Les rares écrits de responsables de la Fédération de France du FLN sont englobés dans leur parcours nationaliste. Mohamed Méchati, Ali Haroun. Omar Boudaoud, livrent, sur des tons différents, des divergences politiques internes entre leur Fédération respective et les instances exécutives du FLN…
Dans « Du PPA au FLN, Mémoires d’un combattant » avec un surtitre « Cinq ans à la tête de la Fédération de France » (Ed. Casbah 2007) , Omar Boudaoud revient sur les événements du 17 octobre 1961 dans la deuxième partie de son ouvrage « La Fédération de France du FLN (1957-1962)« . Il faut rappeler que le comité fédéral de la 3ème organisation de la fédération de France était composé de Saïd Bouaziz, Ali Haroun, Kaddour Ladlani, Abdelkrim Souici et l’auteur, Omar Boudaoud, succédant à la 2ème organisation de Salah Louanchi ayant hérité lui-même de la création de la 1ère Fédération par Mohamed Mechati qui livre un témoignage inédit sur les conditions d’installation de ses premières structures dans son livre témoignage « Parcours d’un militant » (Ed. Chihab, 2009.)
Omar Boudaoud, premier responsable du comité fédéral de la période 1957 – 62 aborde trois facteurs liant l’action du 17 octobre à ses retombées politiques sur les accords d’Evian alors en préparation : la paternité de l’organisation de la marche, la position du GPRA et l’attitude des responsables fédéraux que l’auteur représente vis-à-vis des partis de gauche français, alors que le bureau fédéral a été transféré en Allemagne pour, selon Boudaoud, des raisons sécuritaires.
Abordant le contexte des préparatifs des Accords d’Evian dans lequel était décidé la marche du 17 octobre 61, Omar Boudaoud écrit : « Quelques temps avant que les vraies négociations pour l’indépendance de l’Algérie ne soient entamées (…) Abderrahmane Farès me sollicita pour un contact important. Celui-ci eut lieu à Bruxelles. Il m’informa de la volonté de l’entourage du général de Gaulle de faire aboutir ces négociations pour l’indépendance de l’Algérie si les Algériens le veulent. Afin de faciliter le contact, les responsables au sein du pouvoir français souhaitaient que la Fédération fasse une déclaration à la presse décrétant l’arrêt de toute action armée du FLN en France. Ma réponse fut un +non+ catégorique». Selon l’auteur, ce refus d’abandonner la lutte armée en Métropole pour soi-disant faciliter les négociations d’Evian va accentuer la répression du pouvoir français contre la Fédération : « Ce refus fut une des raisons parmi d’autres pour lesquels Michel Debré, chef du gouvernement et son homme de main, le préfet de Paris, Maurice Papon, et leur courant politique choisirent ce moment précis pour tenter de détruire l’organisation du FLN en France »

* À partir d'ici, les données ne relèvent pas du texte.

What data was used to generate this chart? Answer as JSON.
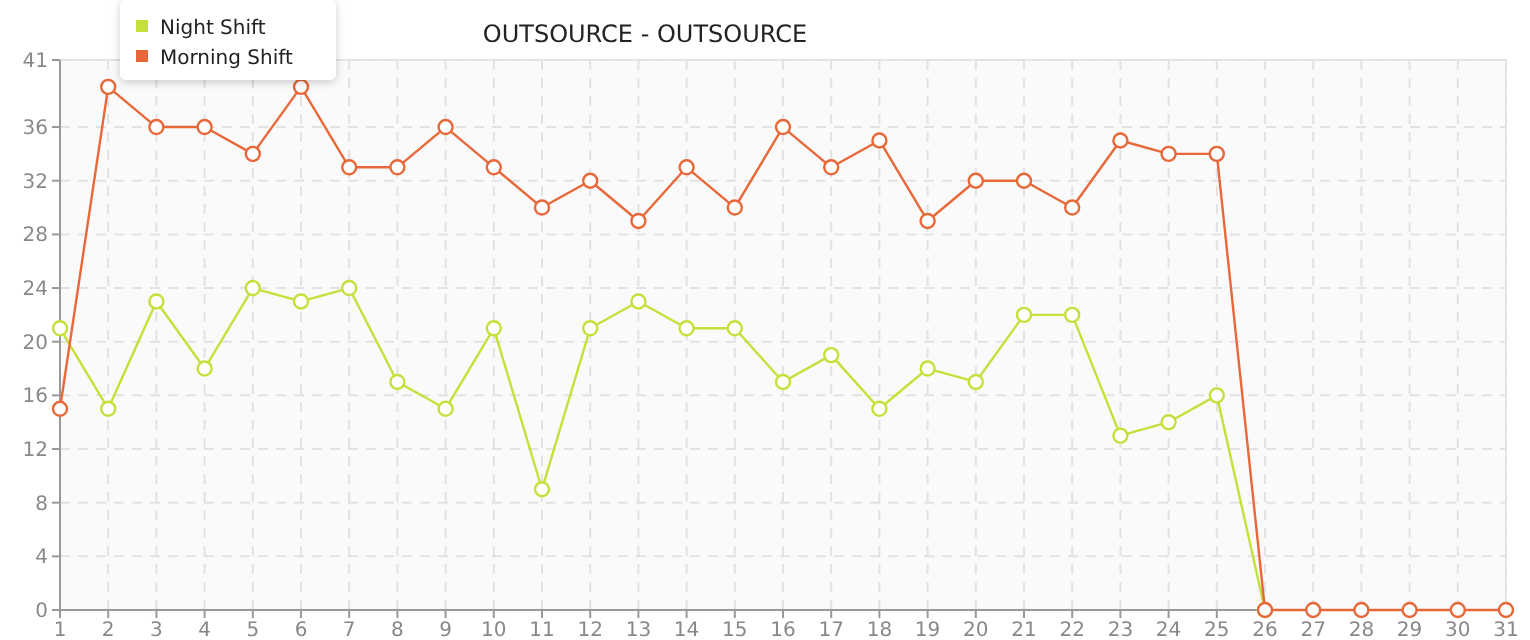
{
  "chart_data": {
    "type": "line",
    "title": "OUTSOURCE - OUTSOURCE",
    "x": [
      1,
      2,
      3,
      4,
      5,
      6,
      7,
      8,
      9,
      10,
      11,
      12,
      13,
      14,
      15,
      16,
      17,
      18,
      19,
      20,
      21,
      22,
      23,
      24,
      25,
      26,
      27,
      28,
      29,
      30,
      31
    ],
    "series": [
      {
        "name": "Night Shift",
        "color": "#c5e03a",
        "values": [
          21,
          15,
          23,
          18,
          24,
          23,
          24,
          17,
          15,
          21,
          9,
          21,
          23,
          21,
          21,
          17,
          19,
          15,
          18,
          17,
          22,
          22,
          13,
          14,
          16,
          0,
          null,
          null,
          null,
          null,
          null
        ]
      },
      {
        "name": "Morning Shift",
        "color": "#e8683a",
        "values": [
          15,
          39,
          36,
          36,
          34,
          39,
          33,
          33,
          36,
          33,
          30,
          32,
          29,
          33,
          30,
          36,
          33,
          35,
          29,
          32,
          32,
          30,
          35,
          34,
          34,
          0,
          0,
          0,
          0,
          0,
          0
        ]
      }
    ],
    "xlim": [
      1,
      31
    ],
    "xticks": [
      1,
      2,
      3,
      4,
      5,
      6,
      7,
      8,
      9,
      10,
      11,
      12,
      13,
      14,
      15,
      16,
      17,
      18,
      19,
      20,
      21,
      22,
      23,
      24,
      25,
      26,
      27,
      28,
      29,
      30,
      31
    ],
    "ylim": [
      0,
      41
    ],
    "yticks": [
      0,
      4,
      8,
      12,
      16,
      20,
      24,
      28,
      32,
      36,
      41
    ],
    "grid": true,
    "legend": "top left",
    "marker": "circle",
    "line_style": "solid"
  }
}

Revenant sur les préparatifs de l’action du 17 octobre 1961, insistant au passage sur le couvre-feu décrété par la préfecture de Paris qui allait porter un coup fatal au travail des ouvriers immigrés et davantage à l’action de la Fédération, Omar Boudaoud aborde la question de la paternité de la décision de la marche du 17 octobre. Le GPRA ? La Fédération après consultation du GPRA ou une décision autonome du bureau Fédéral ? : « Le GPRA avait été informé de notre initiative. A Tunis, Bentobbal – le ministre de l’intérieur dont dépendait alors la Fédération – m’avait dit en substance : Cela est votre affaire, si vous réussissez, c’est la révolution qui réussit. Si vous échouez, vous paierez votre décision« . Autrement dit, historiquement, le GPRA a refusé d’assumer l’action du 17 octobre 61. Mais, il en a tiré les dividendes politiques après le massacre et le succès des Accords d’Evian. Omar Boudaoud poursuit : « En fin de compte, le GPRA nous a félicités car l’impact international des manifestations du 17 octobre 61 a été positif… »

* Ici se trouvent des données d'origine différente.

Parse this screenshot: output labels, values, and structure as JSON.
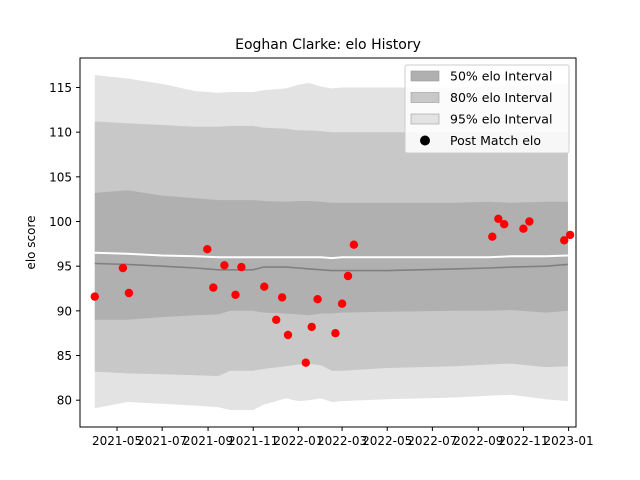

S’agissant de l’attitude affichée des partis de la gauche, en l’occurrence le PCF, Omar Boudaoud ne se fait pas tendre vis-à-vis de ce parti ayant subi lui aussi une féroce répression par la police de Papon, affirmant qu’il n’avait pas le choix de refuser l’aide de ce parti à la Fédération, regrettant en revanche l’absence de son soutien officiel à la Guerre de libération : « Le soutien officiel du parti de la solidarité prolétarienne internationale ne se manifestât seulement…sept ans et trois mois après le déclenchement de la lutte armée« .

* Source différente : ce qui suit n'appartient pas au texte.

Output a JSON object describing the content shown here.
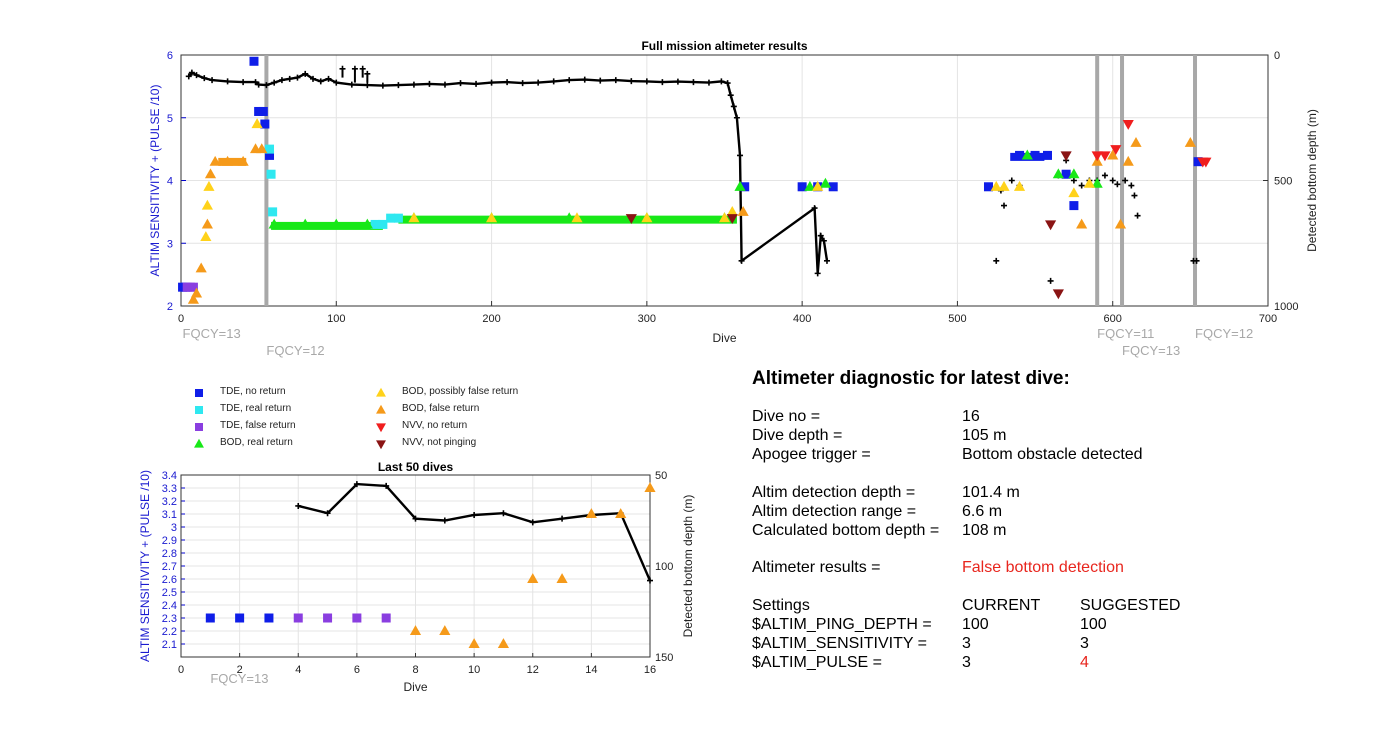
{
  "main_chart": {
    "title": "Full mission altimeter results",
    "xlabel": "Dive",
    "ylabel_left": "ALTIM SENSITIVITY + (PULSE /10)",
    "ylabel_right": "Detected bottom depth (m)",
    "xlim": [
      0,
      700
    ],
    "ylim_left": [
      2,
      6
    ],
    "ylim_right_reversed": [
      0,
      1000
    ],
    "x_ticks": [
      "0",
      "100",
      "200",
      "300",
      "400",
      "500",
      "600",
      "700"
    ],
    "y_ticks_left": [
      "2",
      "3",
      "4",
      "5",
      "6"
    ],
    "y_ticks_right": [
      "0",
      "500",
      "1000"
    ],
    "grid": true,
    "fqcy_labels": [
      {
        "text": "FQCY=13",
        "dive": 1,
        "row": 1
      },
      {
        "text": "FQCY=12",
        "dive": 55,
        "row": 2
      },
      {
        "text": "FQCY=11",
        "dive": 590,
        "row": 1
      },
      {
        "text": "FQCY=13",
        "dive": 606,
        "row": 2
      },
      {
        "text": "FQCY=12",
        "dive": 653,
        "row": 1
      }
    ],
    "fqcy_change_dives": [
      55,
      590,
      606,
      653
    ],
    "bottom_depth_series": [
      [
        5,
        85
      ],
      [
        7,
        70
      ],
      [
        10,
        80
      ],
      [
        15,
        92
      ],
      [
        20,
        100
      ],
      [
        30,
        105
      ],
      [
        40,
        108
      ],
      [
        48,
        108
      ],
      [
        50,
        118
      ],
      [
        55,
        120
      ],
      [
        60,
        110
      ],
      [
        65,
        100
      ],
      [
        70,
        95
      ],
      [
        75,
        90
      ],
      [
        80,
        75
      ],
      [
        85,
        95
      ],
      [
        90,
        105
      ],
      [
        95,
        95
      ],
      [
        100,
        110
      ],
      [
        110,
        118
      ],
      [
        120,
        120
      ],
      [
        130,
        122
      ],
      [
        140,
        120
      ],
      [
        150,
        118
      ],
      [
        160,
        115
      ],
      [
        170,
        118
      ],
      [
        180,
        112
      ],
      [
        190,
        115
      ],
      [
        200,
        110
      ],
      [
        210,
        108
      ],
      [
        220,
        112
      ],
      [
        230,
        110
      ],
      [
        240,
        105
      ],
      [
        250,
        100
      ],
      [
        260,
        98
      ],
      [
        270,
        102
      ],
      [
        280,
        100
      ],
      [
        290,
        104
      ],
      [
        300,
        105
      ],
      [
        310,
        108
      ],
      [
        320,
        106
      ],
      [
        330,
        108
      ],
      [
        340,
        110
      ],
      [
        348,
        105
      ],
      [
        352,
        112
      ],
      [
        354,
        160
      ],
      [
        356,
        205
      ],
      [
        358,
        250
      ],
      [
        360,
        400
      ],
      [
        361,
        820
      ],
      [
        408,
        610
      ],
      [
        410,
        870
      ],
      [
        412,
        720
      ],
      [
        414,
        740
      ],
      [
        416,
        820
      ]
    ],
    "bottom_depth_spikes": [
      [
        104,
        90,
        55
      ],
      [
        112,
        110,
        55
      ],
      [
        117,
        90,
        55
      ],
      [
        120,
        110,
        75
      ]
    ],
    "bottom_depth_scatter": [
      [
        525,
        820
      ],
      [
        528,
        540
      ],
      [
        530,
        600
      ],
      [
        535,
        500
      ],
      [
        540,
        520
      ],
      [
        560,
        900
      ],
      [
        565,
        480
      ],
      [
        570,
        420
      ],
      [
        575,
        500
      ],
      [
        580,
        520
      ],
      [
        585,
        500
      ],
      [
        590,
        500
      ],
      [
        595,
        480
      ],
      [
        600,
        500
      ],
      [
        603,
        515
      ],
      [
        608,
        500
      ],
      [
        612,
        520
      ],
      [
        614,
        560
      ],
      [
        616,
        640
      ],
      [
        652,
        820
      ],
      [
        654,
        820
      ]
    ],
    "markers": {
      "tde_no_return": [
        [
          1,
          2.3
        ],
        [
          3,
          2.3
        ],
        [
          47,
          5.9
        ],
        [
          50,
          5.1
        ],
        [
          53,
          5.1
        ],
        [
          54,
          4.9
        ],
        [
          57,
          4.4
        ],
        [
          363,
          3.9
        ],
        [
          400,
          3.9
        ],
        [
          410,
          3.9
        ],
        [
          420,
          3.9
        ],
        [
          520,
          3.9
        ],
        [
          540,
          4.4
        ],
        [
          550,
          4.4
        ],
        [
          558,
          4.4
        ],
        [
          570,
          4.1
        ],
        [
          575,
          3.6
        ],
        [
          655,
          4.3
        ]
      ],
      "tde_real_return": [
        [
          57,
          4.5
        ],
        [
          58,
          4.1
        ],
        [
          59,
          3.5
        ],
        [
          125,
          3.3
        ],
        [
          130,
          3.3
        ],
        [
          135,
          3.4
        ],
        [
          140,
          3.4
        ]
      ],
      "tde_false_return": [
        [
          4,
          2.3
        ],
        [
          6,
          2.3
        ],
        [
          8,
          2.3
        ]
      ],
      "bod_real_return": [
        [
          60,
          3.3
        ],
        [
          80,
          3.3
        ],
        [
          100,
          3.3
        ],
        [
          120,
          3.3
        ],
        [
          150,
          3.4
        ],
        [
          200,
          3.4
        ],
        [
          250,
          3.4
        ],
        [
          300,
          3.4
        ],
        [
          350,
          3.4
        ],
        [
          360,
          3.9
        ],
        [
          405,
          3.9
        ],
        [
          415,
          3.95
        ],
        [
          545,
          4.4
        ],
        [
          565,
          4.1
        ],
        [
          575,
          4.1
        ],
        [
          590,
          3.95
        ]
      ],
      "bod_possibly_false_return": [
        [
          16,
          3.1
        ],
        [
          17,
          3.6
        ],
        [
          18,
          3.9
        ],
        [
          49,
          4.9
        ],
        [
          150,
          3.4
        ],
        [
          200,
          3.4
        ],
        [
          255,
          3.4
        ],
        [
          300,
          3.4
        ],
        [
          350,
          3.4
        ],
        [
          355,
          3.5
        ],
        [
          410,
          3.9
        ],
        [
          525,
          3.9
        ],
        [
          530,
          3.9
        ],
        [
          540,
          3.9
        ],
        [
          575,
          3.8
        ],
        [
          585,
          3.95
        ]
      ],
      "bod_false_return": [
        [
          8,
          2.1
        ],
        [
          10,
          2.2
        ],
        [
          13,
          2.6
        ],
        [
          17,
          3.3
        ],
        [
          19,
          4.1
        ],
        [
          22,
          4.3
        ],
        [
          30,
          4.3
        ],
        [
          40,
          4.3
        ],
        [
          48,
          4.5
        ],
        [
          52,
          4.5
        ],
        [
          362,
          3.5
        ],
        [
          580,
          3.3
        ],
        [
          590,
          4.3
        ],
        [
          600,
          4.4
        ],
        [
          605,
          3.3
        ],
        [
          610,
          4.3
        ],
        [
          615,
          4.6
        ],
        [
          650,
          4.6
        ]
      ],
      "nvv_no_return": [
        [
          610,
          4.9
        ],
        [
          590,
          4.4
        ],
        [
          595,
          4.4
        ],
        [
          602,
          4.5
        ],
        [
          658,
          4.3
        ],
        [
          660,
          4.3
        ]
      ],
      "nvv_not_pinging": [
        [
          290,
          3.4
        ],
        [
          355,
          3.4
        ],
        [
          560,
          3.3
        ],
        [
          565,
          2.2
        ],
        [
          570,
          4.4
        ]
      ]
    }
  },
  "legend": {
    "items": [
      {
        "label": "TDE, no return",
        "shape": "square",
        "color": "#0f1ee8"
      },
      {
        "label": "TDE, real return",
        "shape": "square",
        "color": "#2ee8f0"
      },
      {
        "label": "TDE, false return",
        "shape": "square",
        "color": "#8a3ee0"
      },
      {
        "label": "BOD, real return",
        "shape": "triangle-up",
        "color": "#18e818"
      },
      {
        "label": "BOD, possibly false return",
        "shape": "triangle-up",
        "color": "#ffd21a"
      },
      {
        "label": "BOD, false return",
        "shape": "triangle-up",
        "color": "#f59a1a"
      },
      {
        "label": "NVV, no return",
        "shape": "triangle-down",
        "color": "#f01e1e"
      },
      {
        "label": "NVV, not pinging",
        "shape": "triangle-down",
        "color": "#8a1414"
      }
    ]
  },
  "last_chart": {
    "title": "Last 50 dives",
    "xlabel": "Dive",
    "ylabel_left": "ALTIM SENSITIVITY + (PULSE /10)",
    "ylabel_right": "Detected bottom depth (m)",
    "xlim": [
      0,
      16
    ],
    "ylim_left": [
      2,
      3.4
    ],
    "ylim_right_reversed": [
      50,
      150
    ],
    "x_ticks": [
      "0",
      "2",
      "4",
      "6",
      "8",
      "10",
      "12",
      "14",
      "16"
    ],
    "y_ticks_left": [
      "2.1",
      "2.2",
      "2.3",
      "2.4",
      "2.5",
      "2.6",
      "2.7",
      "2.8",
      "2.9",
      "3",
      "3.1",
      "3.2",
      "3.3",
      "3.4"
    ],
    "y_ticks_right": [
      "50",
      "100",
      "150"
    ],
    "grid": true,
    "fqcy_label": "FQCY=13",
    "bottom_depth": [
      [
        4,
        67
      ],
      [
        5,
        71
      ],
      [
        6,
        55
      ],
      [
        7,
        56
      ],
      [
        8,
        74
      ],
      [
        9,
        75
      ],
      [
        10,
        72
      ],
      [
        11,
        71
      ],
      [
        12,
        76
      ],
      [
        13,
        74
      ],
      [
        14,
        72
      ],
      [
        15,
        71
      ],
      [
        16,
        108
      ]
    ],
    "markers": {
      "tde_no_return": [
        [
          1,
          2.3
        ],
        [
          2,
          2.3
        ],
        [
          3,
          2.3
        ]
      ],
      "tde_false_return": [
        [
          4,
          2.3
        ],
        [
          5,
          2.3
        ],
        [
          6,
          2.3
        ],
        [
          7,
          2.3
        ]
      ],
      "bod_false_return": [
        [
          8,
          2.2
        ],
        [
          9,
          2.2
        ],
        [
          10,
          2.1
        ],
        [
          11,
          2.1
        ],
        [
          12,
          2.6
        ],
        [
          13,
          2.6
        ],
        [
          14,
          3.1
        ],
        [
          15,
          3.1
        ],
        [
          16,
          3.3
        ]
      ]
    }
  },
  "diagnostic": {
    "title": "Altimeter diagnostic for latest dive:",
    "rows": [
      {
        "key": "Dive no =",
        "value": "16"
      },
      {
        "key": "Dive depth =",
        "value": "105 m"
      },
      {
        "key": "Apogee trigger =",
        "value": "Bottom obstacle detected"
      },
      {
        "key": "Altim detection depth =",
        "value": "101.4 m"
      },
      {
        "key": "Altim detection range =",
        "value": "6.6 m"
      },
      {
        "key": "Calculated bottom depth =",
        "value": "108 m"
      },
      {
        "key": "Altimeter results =",
        "value": "False bottom detection"
      }
    ],
    "settings_header": {
      "key": "Settings",
      "current": "CURRENT",
      "suggested": "SUGGESTED"
    },
    "settings": [
      {
        "key": "$ALTIM_PING_DEPTH =",
        "current": "100",
        "suggested": "100"
      },
      {
        "key": "$ALTIM_SENSITIVITY =",
        "current": "3",
        "suggested": "3"
      },
      {
        "key": "$ALTIM_PULSE =",
        "current": "3",
        "suggested": "4"
      }
    ]
  }
}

Sur cette question, l’auteur rapporte quelques propos échangés avec Jeannette Vermeersch, veuve de Maurice Thorez lors des funérailles de ce dernier. Omar Boudaoud distingue donc la position politique officielle du parti communiste français et les structures de soutien qu’il a apportées dans la lutte pour l’indépendance en Algérie et en France. Dans le chapitre II de son ouvrage « Les structures de soutien« , il insiste sur l’aide précieuse des intellectuels de ce mouvement, Jean Paul Sartre, Simone de Beauvoir, Claude Boudet, Georges Amadou, entourage immédiat de Francis Jeanson dont le réseau des porteurs de valise porte le nom. Ainsi que les réseaux de Curiel, Raptis auxquels Omar Boudaoud consacre des passages dans son livre.
L’autre témoignage est celui de Mohamed Méchati, du groupe dit «des 22», modestement intitulé « Parcours d’un militant » ( Ed. Chihab, 2009) comprenant une partie consacrée au témoignage de sa vie militante et une autre aux « Ecrits de Combats » rassemblant ses contributions journalistique durant la période de la décennie noire, des années 1990 et 2000 et publiés dans différents organes de la presse privée. Ce témoignage ne consacre que quelques pages à la Fédération de France du FLN dont il est l’un des fondateurs après son arrivée en France pour des soins, le 12 février 1955. L’intitulé du chapitre mentionne » Fédération du FLN en France » et non « Fédération de France du FLN« . Si l’auteur n’explique pas cette interversion dans l’appartenance de la Fédération ( faite à postériori), il en a précisé la portée sémantique dans une conférence donnée au SILA de l’année 2009 à l’occasion de la sortie de son livre.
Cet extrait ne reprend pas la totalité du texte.